In jüngerer Zeit ist etwas Ernüchterung eingetreten, weil sich zeigt, dass die internationalen Rechnungslegungsstandards in der praktischen Anwendung vielfach sehr komplex sind, wobei unklar ist, worin der zusätzliche Informationsnutzen besteht. Auch wird die konzeptionelle Entwicklung der Standards, wie zum Beispiel das Zurückdrängen der Anforderung an Verlässlichkeit der Informationen zugunsten mehr Zukunftsbezogenheit, von vielen als ungünstig befunden.
Ausspruch
»Geradezu euphorisch wurden in der Vergangenheit die internationalen Bilanzregeln als Inbegriff einer fairen und vertrauenswürdigen Bilanzierung gepriesen. Es wurde von einem System der gläsernen Taschen ohne Bilanzpolitik und stille Reserven gesprochen – und nicht wenige Anhänger sahen in diesen Regelungen sogar einen Garant gegen plötzliche Unternehmenspleiten.

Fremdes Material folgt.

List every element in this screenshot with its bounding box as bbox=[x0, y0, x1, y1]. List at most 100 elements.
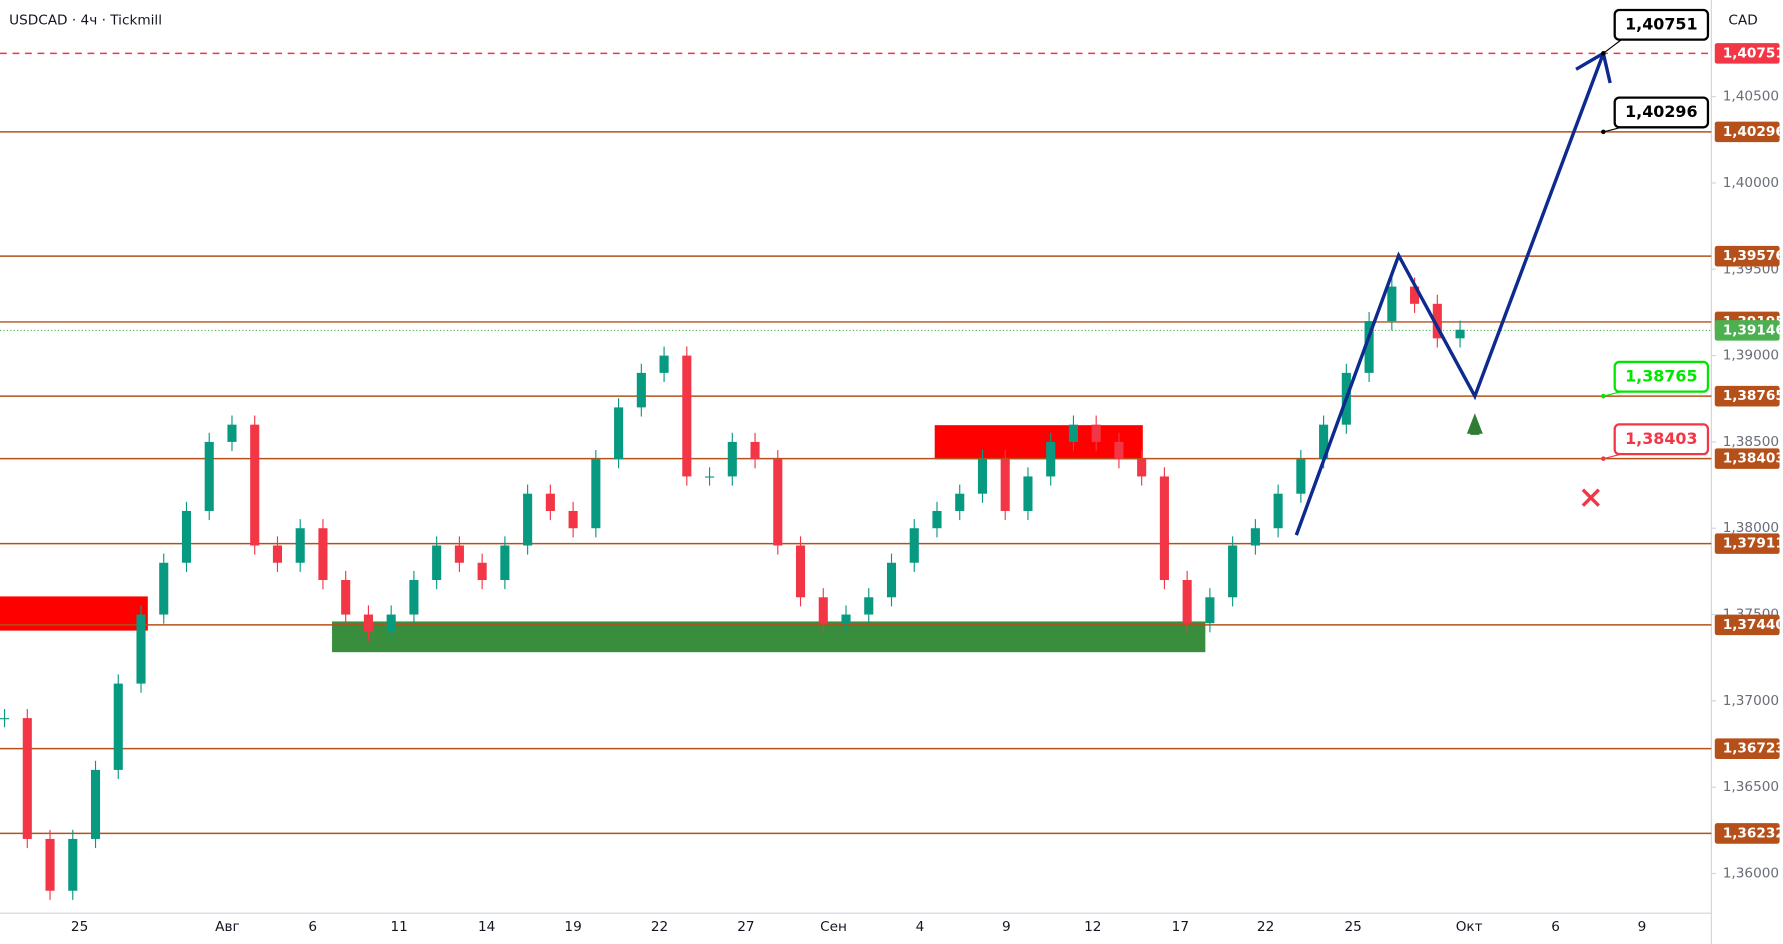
candle bbox=[864, 597, 874, 615]
candle bbox=[1137, 459, 1147, 477]
x-tick-label: 6 bbox=[308, 919, 317, 935]
candle bbox=[159, 562, 169, 615]
level-label-box bbox=[1714, 385, 1780, 407]
candle bbox=[727, 441, 737, 477]
x-tick-label: 4 bbox=[916, 919, 925, 935]
zone bbox=[332, 621, 1206, 653]
current-price-label: 1,39146 bbox=[1723, 322, 1783, 338]
candle bbox=[1182, 580, 1192, 624]
candle bbox=[1068, 424, 1078, 442]
x-tick-label: Окт bbox=[1456, 919, 1483, 935]
zone bbox=[934, 425, 1143, 460]
candle bbox=[1296, 459, 1306, 494]
candle bbox=[750, 441, 760, 460]
y-tick-label: 1,37000 bbox=[1723, 693, 1779, 709]
x-tick-label: 19 bbox=[564, 919, 581, 935]
callout-label: 1,38403 bbox=[1625, 429, 1697, 448]
candle bbox=[204, 441, 214, 511]
candle bbox=[1455, 329, 1465, 339]
candle bbox=[1114, 441, 1124, 460]
candle bbox=[136, 614, 146, 684]
y-tick-label: 1,38000 bbox=[1723, 520, 1779, 536]
x-tick-label: Авг bbox=[215, 919, 240, 935]
callout-dot bbox=[1601, 51, 1606, 56]
candle bbox=[1000, 459, 1010, 511]
callout-label: 1,40296 bbox=[1625, 102, 1697, 121]
candle bbox=[1319, 424, 1329, 460]
candle bbox=[45, 838, 55, 891]
candle bbox=[318, 528, 328, 581]
candle bbox=[386, 614, 396, 632]
candle bbox=[1273, 493, 1283, 529]
x-tick-label: 9 bbox=[1002, 919, 1011, 935]
current-price-box bbox=[1714, 320, 1780, 341]
level-label: 1,36723 bbox=[1723, 741, 1783, 757]
candle bbox=[955, 493, 965, 511]
x-tick-label: 14 bbox=[478, 919, 495, 935]
candle bbox=[22, 718, 32, 839]
level-label: 1,37440 bbox=[1723, 617, 1783, 633]
candle bbox=[545, 493, 555, 511]
x-tick-label: 25 bbox=[71, 919, 88, 935]
callout-dot bbox=[1601, 393, 1606, 399]
y-tick-label: 1,38500 bbox=[1723, 434, 1779, 450]
candle bbox=[295, 528, 305, 563]
x-tick-label: 12 bbox=[1084, 919, 1101, 935]
candle bbox=[1023, 476, 1033, 511]
callout-box bbox=[1613, 96, 1710, 129]
candle bbox=[363, 614, 373, 632]
candle bbox=[1387, 286, 1397, 322]
chart-title: USDCAD · 4ч · Tickmill bbox=[9, 13, 162, 29]
candle bbox=[68, 838, 78, 891]
currency: CAD bbox=[1728, 13, 1757, 29]
candle bbox=[523, 493, 533, 546]
candle bbox=[1432, 303, 1442, 339]
y-tick-label: 1,36000 bbox=[1723, 865, 1779, 881]
candle bbox=[409, 580, 419, 615]
candle bbox=[1205, 597, 1215, 624]
callout-label: 1,40751 bbox=[1625, 14, 1697, 33]
x-tick-label: 25 bbox=[1344, 919, 1361, 935]
candle bbox=[705, 476, 715, 478]
x-tick-label: 11 bbox=[390, 919, 407, 935]
candle bbox=[932, 510, 942, 529]
projection-path bbox=[1294, 52, 1605, 536]
x-tick-label: 6 bbox=[1551, 919, 1560, 935]
candle bbox=[1228, 545, 1238, 598]
candle bbox=[341, 580, 351, 615]
level-label: 1,40296 bbox=[1723, 124, 1783, 140]
level-label-box bbox=[1714, 245, 1780, 267]
candle bbox=[1364, 321, 1374, 373]
candle bbox=[500, 545, 510, 581]
y-tick-label: 1,40500 bbox=[1723, 89, 1779, 105]
callout-dot bbox=[1601, 456, 1606, 461]
candle bbox=[568, 510, 578, 529]
candle bbox=[773, 459, 783, 546]
candle bbox=[272, 545, 283, 563]
candle bbox=[227, 424, 237, 442]
stop-cross bbox=[1581, 488, 1600, 507]
candle bbox=[614, 407, 624, 460]
candle bbox=[1091, 424, 1101, 442]
y-tick-label: 1,39000 bbox=[1723, 348, 1779, 364]
x-tick-label: Сен bbox=[820, 919, 847, 935]
x-tick-label: 22 bbox=[651, 919, 668, 935]
candle bbox=[795, 545, 806, 598]
level-label-box bbox=[1714, 738, 1780, 759]
level-label-box bbox=[1714, 823, 1780, 844]
candle bbox=[1046, 441, 1056, 477]
level-label-box bbox=[1714, 43, 1780, 64]
callout-box bbox=[1613, 423, 1710, 456]
level-label: 1,37911 bbox=[1723, 536, 1783, 552]
candle bbox=[1250, 528, 1260, 546]
candle bbox=[90, 769, 101, 839]
candle bbox=[1410, 286, 1420, 304]
level-label-box bbox=[1714, 121, 1780, 143]
candle bbox=[636, 372, 646, 408]
x-tick-label: 17 bbox=[1172, 919, 1189, 935]
level-label: 1,36232 bbox=[1723, 825, 1783, 841]
callout-box bbox=[1613, 8, 1710, 41]
x-tick-label: 27 bbox=[737, 919, 754, 935]
buy-arrow bbox=[1466, 413, 1483, 435]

Dagegen wurde das HGB-Bilanzrecht mit den vielen gesetzlichen Wahlrechten als ›Spielball der Bilanz-Jongleure‹ und seinem starken Vergangenheitsbezug als ›provinziell‹ abgewertet. Zwischenzeitlich ist diese simple Schwarzweiß-Malerei nicht mehr zu finden, und an die Stelle der Euphorie ist Ernüchterung getreten. Auch hier bestätigt sich die von Schildbach aufgestellte These, ›dass die Stärke eines Trends kein Indikator für die Güte des Zielpunkts ist, zu dem er führt‹.«
Karlheinz Küting (2006a), S. 5.
Dieses Buch informiert aktuell und umfassend über die internationalen Rechnungslegungsstandards, nämlich die International Financial Reporting Standards (IFRS), die die bisherigen International Accounting Standards (IAS)...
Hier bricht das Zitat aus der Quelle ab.